DORV may be associated with a number of AV valve anomalies, including complete AV septal defect, isolated cleft of the anterior mitral leaflet, and overriding (atrial and ventricular septal malalignment) or straddling left or right AV valves. Apical and subcostal four-chamber views and short-axis scans easily demonstrate these AV valve abnormalities at the crux of the heart. It is particularly important to accurately delineate the location and points of insertion of the AV valve chordal apparatus. Abnormal chordal insertions of the tricuspid valve into the conus septum may prohibit surgical efforts to direct the left ventricular outflow anteriorly toward the aorta. Isolated clefts of the anterior mitral leaflet often have chordal attachments to the ventricular septum or attachments that straddle the ventricular septum into the RV. Figure 17.13 illustrates a pathologic specimen of DORV with subpulmonary VSD and straddling mitral valve. Associated anomalies with DORV include left-juxtaposed atrial appendage (see Fig. 17.7), ASD, anomalous systemic (left SVC to coronary sinus) and pulmonary venous connections, and coarctation of the aorta. Multiple imaging planes must be used to exclude these associated anomalies.

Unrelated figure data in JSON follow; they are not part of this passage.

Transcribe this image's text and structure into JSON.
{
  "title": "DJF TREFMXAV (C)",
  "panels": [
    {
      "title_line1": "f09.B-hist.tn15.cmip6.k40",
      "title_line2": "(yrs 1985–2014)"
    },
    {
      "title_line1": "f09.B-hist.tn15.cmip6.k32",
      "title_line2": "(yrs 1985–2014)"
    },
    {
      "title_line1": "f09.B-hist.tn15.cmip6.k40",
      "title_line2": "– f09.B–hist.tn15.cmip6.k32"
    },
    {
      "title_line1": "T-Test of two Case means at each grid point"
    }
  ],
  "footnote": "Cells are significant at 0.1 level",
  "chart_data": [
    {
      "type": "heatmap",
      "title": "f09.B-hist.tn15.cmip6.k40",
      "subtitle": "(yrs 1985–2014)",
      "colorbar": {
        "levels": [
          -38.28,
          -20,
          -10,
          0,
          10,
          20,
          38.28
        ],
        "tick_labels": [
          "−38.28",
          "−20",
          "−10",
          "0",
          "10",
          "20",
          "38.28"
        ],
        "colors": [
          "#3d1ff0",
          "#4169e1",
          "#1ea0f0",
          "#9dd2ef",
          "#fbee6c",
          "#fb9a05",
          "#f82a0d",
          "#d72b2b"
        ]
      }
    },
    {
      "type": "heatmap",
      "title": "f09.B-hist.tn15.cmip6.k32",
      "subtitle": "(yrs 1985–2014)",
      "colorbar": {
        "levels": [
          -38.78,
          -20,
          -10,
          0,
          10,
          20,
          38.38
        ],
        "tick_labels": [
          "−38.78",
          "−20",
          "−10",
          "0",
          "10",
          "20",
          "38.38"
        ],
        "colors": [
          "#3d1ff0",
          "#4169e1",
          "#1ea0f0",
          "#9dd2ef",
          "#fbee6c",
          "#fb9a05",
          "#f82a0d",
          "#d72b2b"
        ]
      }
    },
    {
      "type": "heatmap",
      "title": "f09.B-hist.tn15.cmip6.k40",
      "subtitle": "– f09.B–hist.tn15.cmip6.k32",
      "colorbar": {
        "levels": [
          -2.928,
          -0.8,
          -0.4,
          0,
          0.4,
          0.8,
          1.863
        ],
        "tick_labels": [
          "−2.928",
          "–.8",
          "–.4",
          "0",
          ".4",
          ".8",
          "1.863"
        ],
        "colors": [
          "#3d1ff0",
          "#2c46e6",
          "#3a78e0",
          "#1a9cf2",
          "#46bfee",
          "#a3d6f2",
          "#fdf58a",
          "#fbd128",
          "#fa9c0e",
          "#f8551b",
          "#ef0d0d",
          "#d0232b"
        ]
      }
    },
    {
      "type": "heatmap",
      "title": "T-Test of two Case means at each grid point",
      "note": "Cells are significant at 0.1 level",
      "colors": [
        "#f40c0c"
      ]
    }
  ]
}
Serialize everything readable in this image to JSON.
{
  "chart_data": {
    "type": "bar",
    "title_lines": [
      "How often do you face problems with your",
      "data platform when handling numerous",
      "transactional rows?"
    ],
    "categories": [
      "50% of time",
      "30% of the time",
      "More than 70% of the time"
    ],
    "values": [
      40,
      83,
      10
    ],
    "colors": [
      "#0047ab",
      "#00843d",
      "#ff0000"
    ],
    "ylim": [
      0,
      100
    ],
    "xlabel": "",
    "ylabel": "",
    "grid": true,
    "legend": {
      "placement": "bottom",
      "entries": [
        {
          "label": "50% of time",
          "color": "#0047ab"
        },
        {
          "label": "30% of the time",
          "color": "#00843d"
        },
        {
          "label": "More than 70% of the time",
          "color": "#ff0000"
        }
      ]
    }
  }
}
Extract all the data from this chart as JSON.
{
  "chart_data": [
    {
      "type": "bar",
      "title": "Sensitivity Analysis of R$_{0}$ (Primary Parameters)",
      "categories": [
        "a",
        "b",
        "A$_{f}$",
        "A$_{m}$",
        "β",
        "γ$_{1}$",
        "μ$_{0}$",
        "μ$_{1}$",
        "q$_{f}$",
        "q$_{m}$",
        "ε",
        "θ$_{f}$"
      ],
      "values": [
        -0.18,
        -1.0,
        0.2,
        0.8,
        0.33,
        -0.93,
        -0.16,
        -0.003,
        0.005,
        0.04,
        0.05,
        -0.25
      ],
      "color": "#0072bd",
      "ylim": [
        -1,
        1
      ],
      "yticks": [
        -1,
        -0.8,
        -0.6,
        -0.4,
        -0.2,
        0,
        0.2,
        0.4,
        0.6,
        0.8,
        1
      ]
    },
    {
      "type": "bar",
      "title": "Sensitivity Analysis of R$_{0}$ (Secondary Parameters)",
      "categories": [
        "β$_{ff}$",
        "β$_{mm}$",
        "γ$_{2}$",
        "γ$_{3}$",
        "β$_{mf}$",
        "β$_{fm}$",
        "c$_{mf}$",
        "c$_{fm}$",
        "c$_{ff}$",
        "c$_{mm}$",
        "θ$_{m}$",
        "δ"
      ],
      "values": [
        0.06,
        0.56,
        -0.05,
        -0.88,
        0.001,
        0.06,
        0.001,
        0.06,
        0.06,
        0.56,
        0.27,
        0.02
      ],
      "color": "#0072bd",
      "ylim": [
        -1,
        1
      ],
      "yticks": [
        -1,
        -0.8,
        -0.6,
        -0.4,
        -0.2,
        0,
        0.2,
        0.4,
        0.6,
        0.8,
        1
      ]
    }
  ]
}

Figure 17.9. Short-axis scans of the heart from apex (top) to base (bottom) in a patient with double-outlet right ventricle. A: Short-axis scan at the mid-ventricular level. This image illustrates the plane of the ventricular septum (VS) below the level of the ventricular septal defect (VSD). B: Short-axis scan at the level of the great arteries. The great arteries are related normally. The superior vena cava (S) is to the right of the aorta (Ao). The pulmonary artery (PA) is to the left and anterior. Thus, the VSD is noted to be subaortic at the cardiac base. (Reprinted with permission from Hagler DJ, Tajik AJ, Seward JB, et al. Double-outlet right ventricle: wide-angle two-dimensional echocardiographic observations. Circulation. 1981;63:419–428.)
CORONARY ANOMALIES
Coronary artery patterns in DORV predominately are of three types: normal; abnormal, as in tetralogy of Fallot; and abnormal, as in transposition of the great arteries. The tetralogy of Fallot-like anomalies may have anomalous origin of the left anterior descending coronary artery from the right coronary artery. The pattern observed in transposition of the great arteries would have origin of the right coronary artery from the right posterior aortic cusp and origin of the left coronary artery from the left posterior cusp. They should be carefully assessed as described previously in these entities.
PHYSIOLOGY
The physiology observed in patients with DORV depends on the four positions of the VSD and the great artery relationships. It is also affected by other associated conditions, most notably PS, the presence of pulmonary vascular obstructive disease, ASD, and the size of the VSD.